Between the two world wars the Fort remains a military quarter. When the Second World War breaks out, Leopold III, King of the Belgians, takes up residence in the building from 9 to 18 May 1940. The Fort then becomes the headquarters of the Belgian armed forces’ General Staff.
The Second World War supplies Fort Breendonk with its gruesome reputation. The German occupiers set up an “Auffanglager”, a prison used as a reception camp for mainly political prisoners. From September 1940 to August 1944, the SIPO-SD or SS police uses the venue to imprison some 3,600 people of about 20 different nationalities.
In the first year of occupation about half of the prisoners are Jews. Most of them disappear from Breendonk in 1942, when the German occupiers start using the Dossin Barracks in Mechelen as a “Sammellager”, a collection camp from which Jews, Roma and Sinti are deported to concentration camps.

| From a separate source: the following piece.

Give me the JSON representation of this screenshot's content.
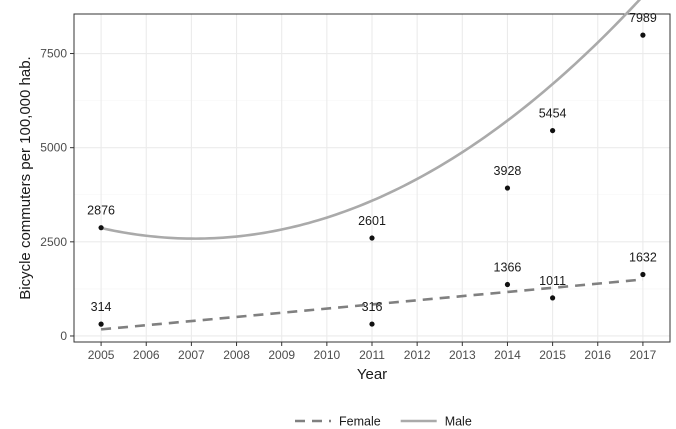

The Breendonk regime is extremely violent. Prisoners are subjected to humiliation, beatings, forced labour, malnutrition and torture from the get-go. A disadvantage is the Auffanglager’s small scale: as the number of prisoners never exceeds 6 to 700, it is next to impossible to escape the attention of the German or Flemish guards, if only for a moment. Disappearing in the crowd, as can be done in large camps, is not possible in Breendonk.
Over time, many Breendonk prisoners are deported to other camps: Auschwitz, Buchenwald, Dora, Mauthausen, Sachsenhausen, Vught, etc. Breendonk then becomes a “Durchgangslager” (transit camp), intended for the temporary internment of “Reichsfeindliche Elementen” (enemies of the Reich), pending their deportation.
Only about half of the prisoners survive the war. At least 101 people die from malnutrition, ill treatment or forced labour at Breendonk. Several hundred prisoners are hanged or executed at the Fort, usually as hostages.
From prison camp to memorial
On 4 September 1944, during liberation, the British come upon an abandoned camp. They temporarily use it as a German PoW facility. Soon afterwards, the Fort is once again used as a camp, in which resistance fighters imprison some 750 alleged collaborators over the following weeks. In this period, historically known as “Breendonk II”, the guards indulge in excesses as well. On 11 October 1944 Breendonk is evacuated. The last “incivics” are transferred to Mechelen. The Fort becomes an official Belgian State prison and definitively closes its doors on 17 June 1947.
Immediately after the war, voices are raised in favour of turning Breendonk into a museum, a place of pilgrimage or a monument. In the summer of 1947 the site is declared a National Memorial. Today Breendonk is one of the best-preserved camps in Europe and part of the War Heritage Institute.